天ケ瀬君は同じ趣味で、私の夢も知ってる相手なんだけど、それでもやっぱり、いざこうゆう事を頼むとなると恥ずかしくって…………」


(恥ずかしいか…………。

俺は状況のせいもあったんだろうけど、あんまり恥ずかしいとか思った事は無かったなぁ~~。

佐伯(さえき)さんにバンバン、動画送ってたし……。

恥ずかしいと感じたのはそれより前か……、一人でやってた頃…………。

んん~~、それでもあんまりか……、楽しいって気持ちの方が大きかったな)


春奈の話を聞きながら、穂高はこれまでの事を思い返し、春奈の気持ちは少し、穂高にとっては新鮮なものに聞こえた。


そして、漠然とそんな事を考えている穂高に、春奈は話を続けた。


「――――そういえばさ!

先週とかも何度か頼もうって思ってたんだけど、最近の天ケ瀬君、なんか忙しそうだったよね?
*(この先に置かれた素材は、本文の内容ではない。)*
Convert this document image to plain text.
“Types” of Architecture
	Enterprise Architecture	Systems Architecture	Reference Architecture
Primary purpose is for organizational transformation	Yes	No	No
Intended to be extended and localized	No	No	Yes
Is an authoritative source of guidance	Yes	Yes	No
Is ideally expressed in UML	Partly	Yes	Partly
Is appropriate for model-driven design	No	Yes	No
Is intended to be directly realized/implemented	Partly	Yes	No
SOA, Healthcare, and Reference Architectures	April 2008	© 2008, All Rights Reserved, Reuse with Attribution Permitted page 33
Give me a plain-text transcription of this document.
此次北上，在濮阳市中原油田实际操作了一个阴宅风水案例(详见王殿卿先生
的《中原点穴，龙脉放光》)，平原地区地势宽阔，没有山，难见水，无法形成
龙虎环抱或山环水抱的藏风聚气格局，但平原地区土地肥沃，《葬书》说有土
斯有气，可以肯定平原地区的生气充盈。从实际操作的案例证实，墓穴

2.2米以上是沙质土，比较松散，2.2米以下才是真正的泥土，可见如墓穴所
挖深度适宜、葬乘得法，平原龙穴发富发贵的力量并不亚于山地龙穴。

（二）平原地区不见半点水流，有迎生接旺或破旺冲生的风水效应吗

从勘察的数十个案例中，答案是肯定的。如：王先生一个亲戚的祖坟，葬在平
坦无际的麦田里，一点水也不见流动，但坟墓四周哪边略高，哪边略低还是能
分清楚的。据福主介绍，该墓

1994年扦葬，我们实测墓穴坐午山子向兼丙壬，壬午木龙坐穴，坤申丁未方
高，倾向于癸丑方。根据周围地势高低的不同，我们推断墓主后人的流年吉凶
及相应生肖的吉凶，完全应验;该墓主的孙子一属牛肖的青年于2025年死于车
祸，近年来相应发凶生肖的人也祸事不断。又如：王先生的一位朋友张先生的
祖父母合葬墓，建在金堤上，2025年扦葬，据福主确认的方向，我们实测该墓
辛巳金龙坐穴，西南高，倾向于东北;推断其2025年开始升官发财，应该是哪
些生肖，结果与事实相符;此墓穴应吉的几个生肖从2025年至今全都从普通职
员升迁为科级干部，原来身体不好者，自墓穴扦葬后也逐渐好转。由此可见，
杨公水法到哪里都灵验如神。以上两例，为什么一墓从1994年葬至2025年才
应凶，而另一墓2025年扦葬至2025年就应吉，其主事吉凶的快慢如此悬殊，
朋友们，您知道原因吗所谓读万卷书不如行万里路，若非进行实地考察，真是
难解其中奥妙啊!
何をしてるかまでは分からなかったけど、しきりにノートに何か書き込んでて……」


「――――え?」


春奈の話はもちろん聞いていた穂高だったが、意識を全て彼女の話に集中させていたわけでは無く、急な危ない話題に、一気に穂高は現実へと引き戻され、過去の事を思い返す隙は無くなった。


「テストにしては、まだ時期が早すぎるし……、あの時って天ケ瀬君何してたの?」


(やッ、ヤバいッ!!)


全く返答も用意していない話題を急に春奈に振られた事で、穂高は焦りに焦っていた。


(時間も余裕も無かったとはいえ、学校でまで絵の練習は流石にやり過ぎだったかッ!?

――いやいや、でも、あの時にはあれしかない程に追い詰められていたし…………)


「べ、べべ、勉強だよ~!

高校三年生だから、受験もあるしね!!」


穂高はそこまで競争率の高い学校も狙っておらず、成績も悪くはない為、そこそこに勉強し、そこそこのところへ行くつもりではあったが、言い逃れる為には嘘を付く他無く、咄嗟にその言葉を返した。


「もう始めてるのッ!? いや、でも当然か~~。

私はそんなにレベル高いところ狙ってないし、やっぱり一流のとこ狙ってる人は始めてて当然だよね。

二年生で始めてたって遅くないくらいなのに…………」


咄嗟に付いた穂高の嘘だったが、なんとか誤魔化す事には成功し、穂高は事なきを得た。


春奈と穂高はその後も、何気ない会話を交わし、そろそろ解散しようとしたそんな時だった。


穂高はこの機会に、春奈にどうしても聞いておきたかった事を尋ねた。


「――――そういえばなんだけどさ、杉崎さんに一つ聞きたい事があってさ……。

俺は杉崎さんの趣味も、夢も知ってるから間違った事だっていうのは分かってるんだけど、

何か最近、変な噂が流れてるよね?」


穂高は春奈に少し悪いとも思いつつも、情報を少しでも多く集めたかった為、直接本人にカグヤの件に付いて尋ね始めた。